4th Vice President of Angola
- Incumbent
- Assumed office 15 September 2022
- President: João Lourenço
- Preceded by: Bornito de Sousa

Personal details
- Born: 3 May 1961 (age 65) Luanda, Angola
- Party: MPLA
- Education: Agostinho Neto University; Technical University of Lisbon;
- Occupation: Politician; biologist; professor;

= Esperança da Costa =

Vice President of Angola since 2022

Esperança Maria Eduardo Francisco da Costa (born 3 May 1961) is an Angolan biologist, university researcher-teacher and politician who is currently serving as the fourth vice president of Angola since 15 September 2022.

She was the deputy head of the Popular Movement for the Liberation of Angola (MPLA) party for the 2022 Angolan general elections. With the party's victory, she became Vice President of Angola on 15 September 2022.

== Biography ==

Esperança da Costa was born in Luanda, Angola, on 3 May 1961. In her youth, during the country's decolonization process, she was part of the Youth Movement of the Popular Movement for the Liberation of Angola (JMPLA) and the Organization of Angolan Women (OMA).

=== Scientific career ===
She studied biology at Agostinho Neto University (UAN), graduating in 1985. Between 1983 and 1984, she specialized at the Botany Center of the Tropical Scientific Research Institute in Lisbon, Portugal.

When she returned to Luanda, she was appointed assistant in plant biology at Agostinho Neto University (UAN), becoming head of the biology department in 1986. Between 1986 and 1990, she was responsible for the development of the Luanda Herbarium.

In 1990, she began her master's degree in plant productivity at the Technical University of Lisbon, followed, in 1992, to a doctorate in phytoecology at the same university, completed in 1997.

Upon returning to Angola, she was readmitted as a professor at Agostinho Neto University, becoming director of the Luanda Herbarium and assistant professor of plant biology.

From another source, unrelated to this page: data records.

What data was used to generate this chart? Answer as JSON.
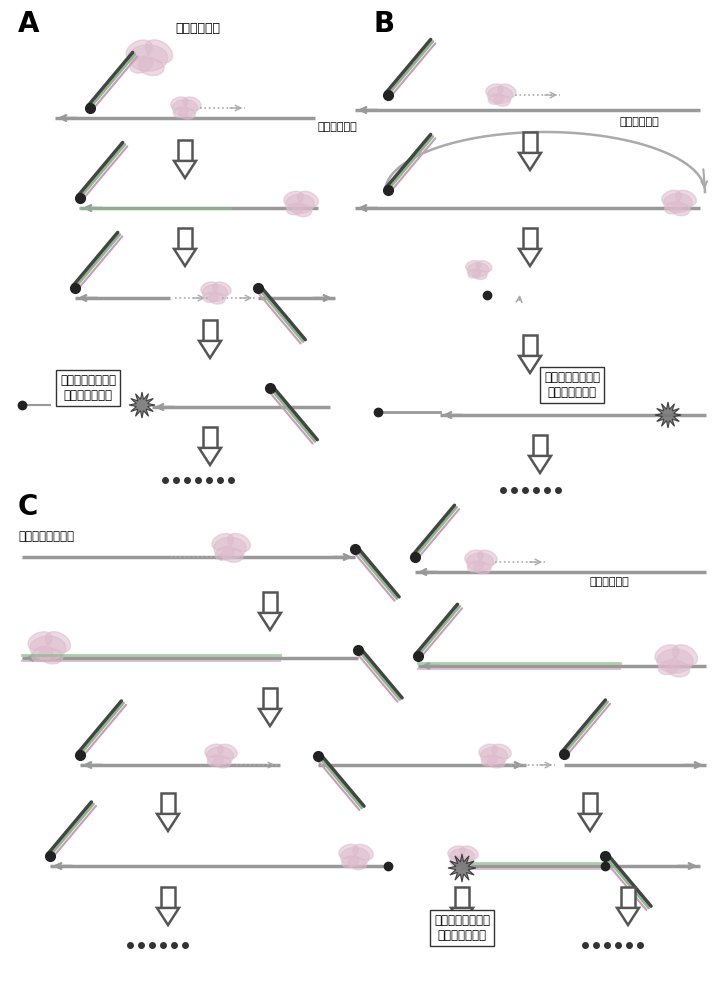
{
  "bg_color": "#ffffff",
  "dc": "#444444",
  "lc": "#999999",
  "gc": "#88bb88",
  "pc": "#cc99bb",
  "ac": "#aaaaaa",
  "bc": "#cccccc",
  "label_A": "A",
  "label_B": "B",
  "label_C": "C",
  "text_enzyme": "核苷酸聚合酶",
  "text_target_A": "目标核酸序列",
  "text_target_B": "目标核酸序列",
  "text_complement": "目标核酸互补序列",
  "text_target_C": "目标核酸序列",
  "text_reaction": "发生链置换，淬灭\n消失，荧光产生"
}
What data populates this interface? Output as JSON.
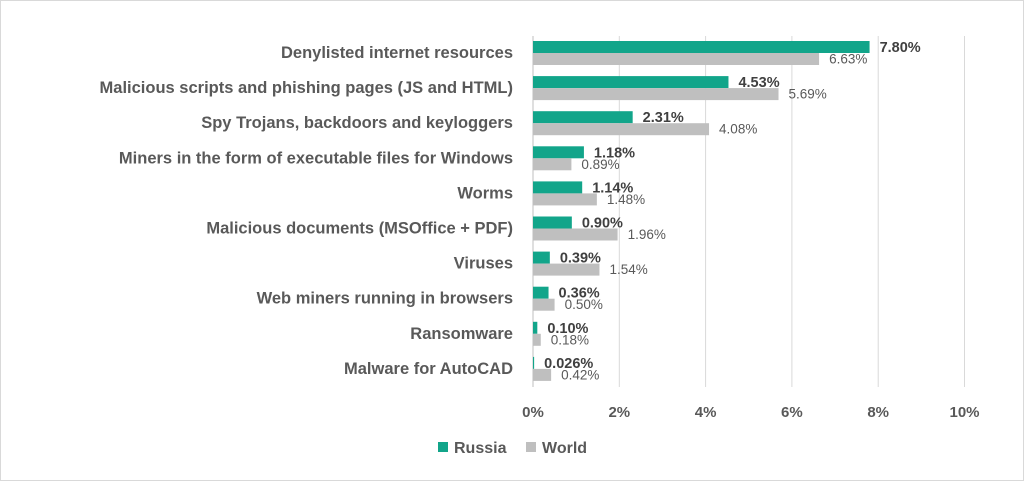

She then served as vice-director of Scientific Affairs and, from 2002, vice-rector for University Expansion at UAN until 2007. Between 2007 and 2010, she was the National Director of the Expansion of Higher Education at the Ministry of Higher Education, supervising the national construction of campuses and new higher education institutions. She acted as director of the UAN Botany Center between 2010 and 2020.

=== Political career ===
She was elected to the Central Committee of the Popular Movement for the Liberation of Angola (MPLA) in 2019, being appointed by President João Lourenço as Secretary of State of Fishing in 2020.

==Vice President of Angola (2022-present)==
She contested and won the 2022 Angolan general elections as the running mate of João Lourenço. She assumed office as Vice President of Angola on 15 September 2022.